La réponse immunitaire antiparasitaire et l’émergence du rôle de la granulysine

Les infections parasitaires représentent un défi majeur non seulement sur le plan de la prise en charge thérapeutique, mais aussi pour la compréhension des mécanismes immunitaires mis en jeu pour lutter contre ces infections. L’élimination des parasites par le système immunitaire fait intervenir différentes composantes. En particulier, les hydrolases lysosomales et les espèces oxygénées réactives (ROS) des macrophages jouent un rôle clé dans l’immunité antiparasitaire. De plus, les lymphocytes T cytotoxiques CD8+ (ou CTL) participent activement à l’élimination de ces pathogènes, notamment par la sécrétion d’interféron-γ (IFN-γ) et/ou par la destruction de la cellule hôte par apoptose [1].

L’élimination d’une cellule cible par les CTL est essentiellement induite par la libération, au niveau de la zone de contact entre la cellule effectrice et la cellule cible (ou synapse immunologique), du contenu de lysosomes sécrétoires spécialisés (appelés granules cytotoxiques) présents dans le cytoplasme de ces cellules tueuses. Ces granules cytotoxiques contiennent la protéine formant des pores perforine (PFN) et une famille de sérine protéases, les granzymes (Gzm), qui activent diverses voies de signalisation aboutissant à l’apoptose de la cellule cible. Parmi ces Gzm, le granzyme B (GzmB) est l’un des principaux inducteurs de l’apoptose ; il est exclusivement délivré dans le cytoplasme des cellules cibles par la perforine [2].

Chez l’homme, mais pas chez le rongeur, les granules cytotoxiques contiennent également une protéine aux propriétés antimicrobiennes appelée granulysine (GNLY) [3], qui altère préférentiellement la perméabilité des membranes pauvres en cholestérol comme celles des bactéries, champignons ou parasites. Différentes études ont ainsi montré qu’à forte concentration, la granulysine est cytotoxique contre différentes bactéries, mais elles suggèrent que la granulysine pourrait agir de concert avec d’autres molécules. De plus, étant donné que les patients souffrant de déficits immunitaires lymphocytaires T présentent une susceptibilité accrue aux infections bactériennes, fongiques et parasitaires, des travaux ont été réalisés pour déterminer le rôle et le mécanisme d’action de la granulysine dans l’immunité antimicrobienne induite par les CTL. Une étude récente a ainsi mis en évidence le rôle coopératif de la granulysine, du granzyme B et de la perforine dans l’élimination des bactéries intracellulaires induite par les CTL [4]. Néanmoins, le rôle éventuel et le mécanisme d’action de la granulysine dans l’immunité antiparasitaire restaient à déterminer.

Dans une étude publiée récemment dans Nature Medicine [5], Dotiwala et al. ont mis en évidence que la granulysine est également impliquée dans la réponse immunitaire induite contre les parasites intracellulaires Trypanosoma cruzi (responsable de la maladie de Chagas), Toxoplasma gondii (responsable de la toxoplasmose), et Leishmania major (responsable de la leishmaniose).

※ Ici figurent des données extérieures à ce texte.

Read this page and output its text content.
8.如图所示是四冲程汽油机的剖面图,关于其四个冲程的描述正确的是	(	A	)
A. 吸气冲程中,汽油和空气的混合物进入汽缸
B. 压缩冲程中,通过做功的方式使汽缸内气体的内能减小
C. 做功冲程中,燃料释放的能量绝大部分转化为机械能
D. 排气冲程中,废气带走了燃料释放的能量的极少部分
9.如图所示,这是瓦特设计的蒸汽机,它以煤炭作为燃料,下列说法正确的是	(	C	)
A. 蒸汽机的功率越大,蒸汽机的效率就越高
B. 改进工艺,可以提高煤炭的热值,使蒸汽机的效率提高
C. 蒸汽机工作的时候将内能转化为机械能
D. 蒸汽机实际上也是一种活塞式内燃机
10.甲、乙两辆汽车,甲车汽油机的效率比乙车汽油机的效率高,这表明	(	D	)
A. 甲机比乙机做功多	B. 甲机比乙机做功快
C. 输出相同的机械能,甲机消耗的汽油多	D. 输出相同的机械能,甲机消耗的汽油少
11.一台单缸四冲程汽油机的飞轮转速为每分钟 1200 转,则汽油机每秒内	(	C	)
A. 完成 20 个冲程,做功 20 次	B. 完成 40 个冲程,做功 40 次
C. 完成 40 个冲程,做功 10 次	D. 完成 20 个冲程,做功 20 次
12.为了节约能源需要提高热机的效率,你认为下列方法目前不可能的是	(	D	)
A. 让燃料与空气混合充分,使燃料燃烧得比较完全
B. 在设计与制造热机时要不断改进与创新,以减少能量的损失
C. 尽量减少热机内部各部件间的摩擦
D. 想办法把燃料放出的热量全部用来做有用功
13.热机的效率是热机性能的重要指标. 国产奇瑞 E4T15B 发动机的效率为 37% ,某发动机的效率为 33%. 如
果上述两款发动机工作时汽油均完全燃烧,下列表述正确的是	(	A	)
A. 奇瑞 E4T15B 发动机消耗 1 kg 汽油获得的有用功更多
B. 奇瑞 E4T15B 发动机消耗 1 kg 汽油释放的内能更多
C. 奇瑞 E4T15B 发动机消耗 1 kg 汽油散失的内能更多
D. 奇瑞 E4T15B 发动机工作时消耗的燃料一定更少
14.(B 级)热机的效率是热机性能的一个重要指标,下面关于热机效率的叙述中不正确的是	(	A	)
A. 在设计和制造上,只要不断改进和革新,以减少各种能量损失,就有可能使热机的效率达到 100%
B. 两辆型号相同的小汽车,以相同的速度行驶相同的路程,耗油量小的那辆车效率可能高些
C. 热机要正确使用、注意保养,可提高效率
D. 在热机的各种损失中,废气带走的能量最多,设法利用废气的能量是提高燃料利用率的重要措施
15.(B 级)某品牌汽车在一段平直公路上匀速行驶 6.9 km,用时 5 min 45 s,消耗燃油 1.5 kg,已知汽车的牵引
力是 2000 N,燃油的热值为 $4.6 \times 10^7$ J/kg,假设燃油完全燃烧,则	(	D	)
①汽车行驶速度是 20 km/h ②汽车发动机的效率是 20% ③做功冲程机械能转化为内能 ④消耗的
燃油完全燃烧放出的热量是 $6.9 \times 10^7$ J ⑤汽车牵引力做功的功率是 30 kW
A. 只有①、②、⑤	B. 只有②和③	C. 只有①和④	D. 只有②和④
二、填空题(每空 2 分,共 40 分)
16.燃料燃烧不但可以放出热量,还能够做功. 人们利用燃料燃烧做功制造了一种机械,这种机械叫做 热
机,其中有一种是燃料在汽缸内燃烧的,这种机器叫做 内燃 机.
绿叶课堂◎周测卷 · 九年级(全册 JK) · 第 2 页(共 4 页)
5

Perforine et granulysine permettent au granzyme B d’accéder aux parasites intracellulaires

En utilisant de la granulysine recombinante, les auteurs ont mis en évidence que cette protéine permet l’internalisation du granzyme B dans des parasites isolés ou présents dans le cytoplasme de cellules épithéliales humaines infectées. De plus, il apparaît que la perforine n’est pas impliquée dans la perméabilisation de la membrane parasitaire, mais est essentielle pour l’internalisation de la granulysine et du granzyme B dans le cytoplasme des cellules infectées. Ce mécanisme d’internalisation en deux étapes du granzyme B dans les parasites semble être concordant avec celui démontré précédemment pour l’élimination des bactéries intracellulaires [4]. De plus, les travaux réalisés montrent que cette internalisation du granzyme B induit la mort des parasites intracellulaires après 15 à 30 min de traitement des cellules infectées par perforine/granzyme B/granulysine, suivie 45 à 60 min plus tard de la mort de la cellule hôte. Cette différence de cinétique pourrait être cruciale pour limiter la propagation du pathogène en empêchant sa libération dans le milieu extracellulaire lors de la destruction d’une cellule hôte par les CTL.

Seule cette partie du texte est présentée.